The technical enablers were not only the GPU runtime. Vatala also mentions a tool the transcript renders as “NVIDIA Ether,” describing it as a solution that provides Spark tuning out of the box. In his account, that became important because Snap’s fallback system crossed multiple environments: GPUs, CPUs, and Dataproc. Different environments required different Spark parameters, and the tool gave the team a starting point that helped keep tuning consistent across those versions.
Zero application code changes still left substantial platform engineering work. Snap had to solve image building, environment differences, testing cycles, and production rollout. Any production workload, Vatala notes, still needs a rigorous rollout. The claim is narrower and more useful: the NVIDIA Spark acceleration lowered the application-migration burden, while the platform work made the accelerated runtime operationally viable inside Snap.
The platform changed how Snap thinks about internal GPU capacity
The GPU project began with one large, urgent workload: experimentation data processing. Prudhvi Vatala says it has since affected Snap’s roadmap because the team built a bottom-up data platform rather than a one-off migration path. The platform is meant to let teams across Snap use available GPU capacity and NVIDIA libraries where they make sense.
That has already changed behavior inside Vatala’s own organization. His team has begun migrating and experimenting with additional workloads that were not part of the original scope. The limiting factor is not that idle capacity can cover all jobs all the time; it cannot. The opportunity, as he describes it, is in scheduling work creatively and moving workloads around to maximize capacity use.
The broader lesson Vatala offers for teams attempting similar migrations is that unused inference capacity can be valuable, but only when the production realities are handled. Snap’s online workloads remain primary. Batch jobs must be prepared to lose access to GPUs, run elsewhere, and maintain reliability across those transitions.

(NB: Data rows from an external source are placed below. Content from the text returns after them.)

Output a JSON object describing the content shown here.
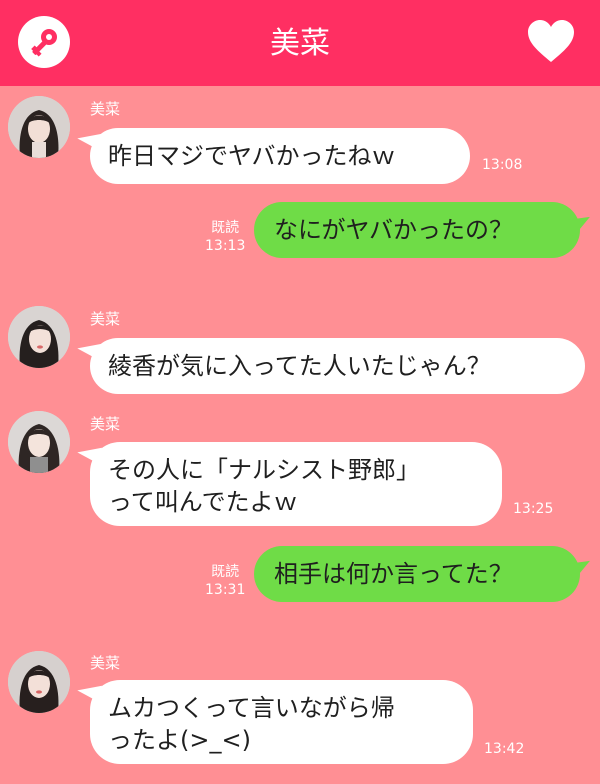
{
  "header": {
    "title": "美菜",
    "left_icon": "key-icon",
    "right_icon": "heart-icon",
    "color": "#ff2f62"
  },
  "theme": {
    "background": "#ff8f94",
    "incoming_bubble": "#ffffff",
    "outgoing_bubble": "#6fdc47"
  },
  "messages": [
    {
      "sender": "美菜",
      "text": "昨日マジでヤバかったねｗ",
      "time": "13:08"
    },
    {
      "read": "既読",
      "text": "なにがヤバかったの？",
      "time": "13:13"
    },
    {
      "sender": "美菜",
      "text": "綾香が気に入ってた人いたじゃん？",
      "time": ""
    },
    {
      "sender": "美菜",
      "text": "その人に「ナルシスト野郎」\nって叫んでたよｗ",
      "time": "13:25"
    },
    {
      "read": "既読",
      "text": "相手は何か言ってた？",
      "time": "13:31"
    },
    {
      "sender": "美菜",
      "text": "ムカつくって言いながら帰\nったよ(>_<)",
      "time": "13:42"
    }
  ]
}
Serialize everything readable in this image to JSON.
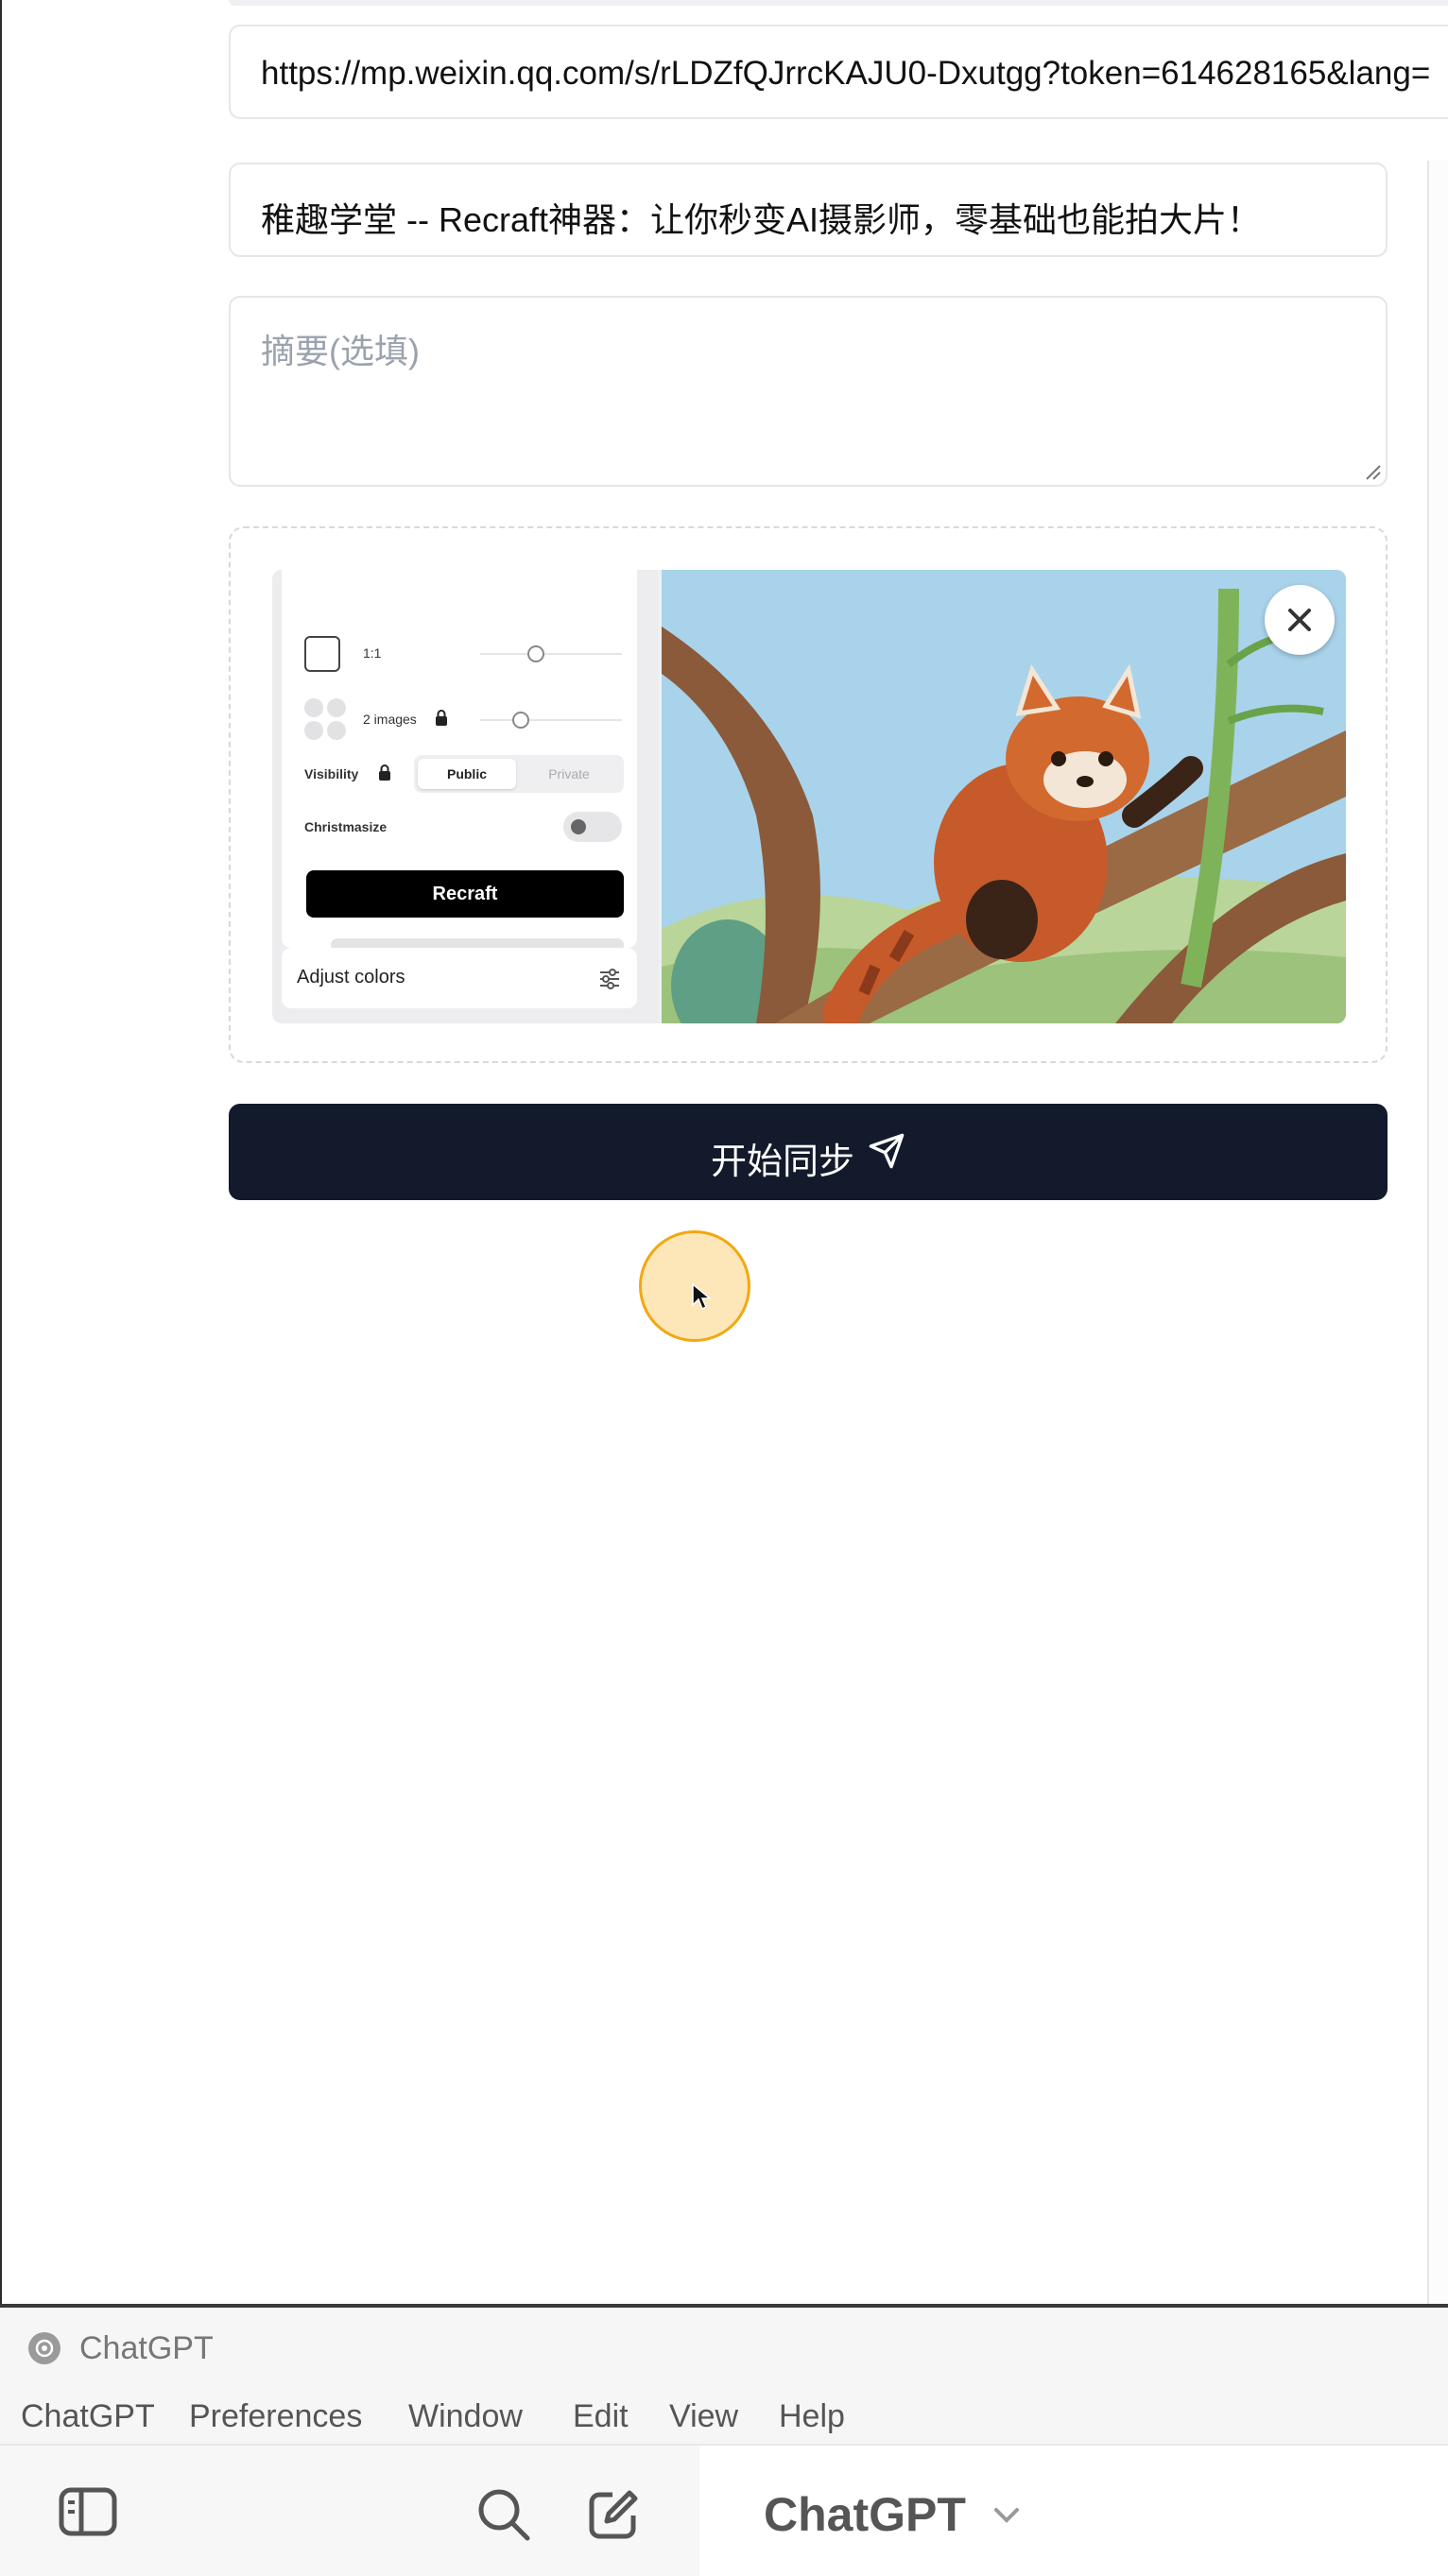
{
  "form": {
    "url_value": "https://mp.weixin.qq.com/s/rLDZfQJrrcKAJU0-Dxutgg?token=614628165&lang=",
    "title_value": "稚趣学堂 -- Recraft神器：让你秒变AI摄影师，零基础也能拍大片！",
    "summary_placeholder": "摘要(选填)",
    "submit_label": "开始同步"
  },
  "preview": {
    "ratio_label": "1:1",
    "images_label": "2 images",
    "visibility_label": "Visibility",
    "public_label": "Public",
    "private_label": "Private",
    "christmasize_label": "Christmasize",
    "recraft_button": "Recraft",
    "adjust_colors_label": "Adjust colors"
  },
  "chatgpt_window": {
    "title": "ChatGPT",
    "menu": [
      "ChatGPT",
      "Preferences",
      "Window",
      "Edit",
      "View",
      "Help"
    ],
    "model_label": "ChatGPT"
  },
  "colors": {
    "submit_bg": "#121a2b",
    "cursor_fill": "#fde6b7",
    "cursor_ring": "#f2a813"
  },
  "icons": [
    "close-icon",
    "send-icon",
    "sidebar-toggle-icon",
    "search-icon",
    "new-chat-icon",
    "chevron-down-icon",
    "sliders-icon",
    "lock-icon"
  ]
}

Vatala ties that platform burden to Snap’s broader product expansion. During his nearly eight years at the company, he has watched Snap grow from camera and picture messaging into augmented reality, Stories, AI, and visual communication. Running internal platforms means enabling that product evolution as new features and user behaviors add dimensions to the data infrastructure.
Whether the next workload comes from AR, AI, Spotlight, or another product area, his platform organization has to make the underlying systems scale. In that sense, the experimentation migration was both an immediate cost-and-performance project and, in Vatala’s telling, part of a broader effort to let teams at Snap make use of available GPU capacity.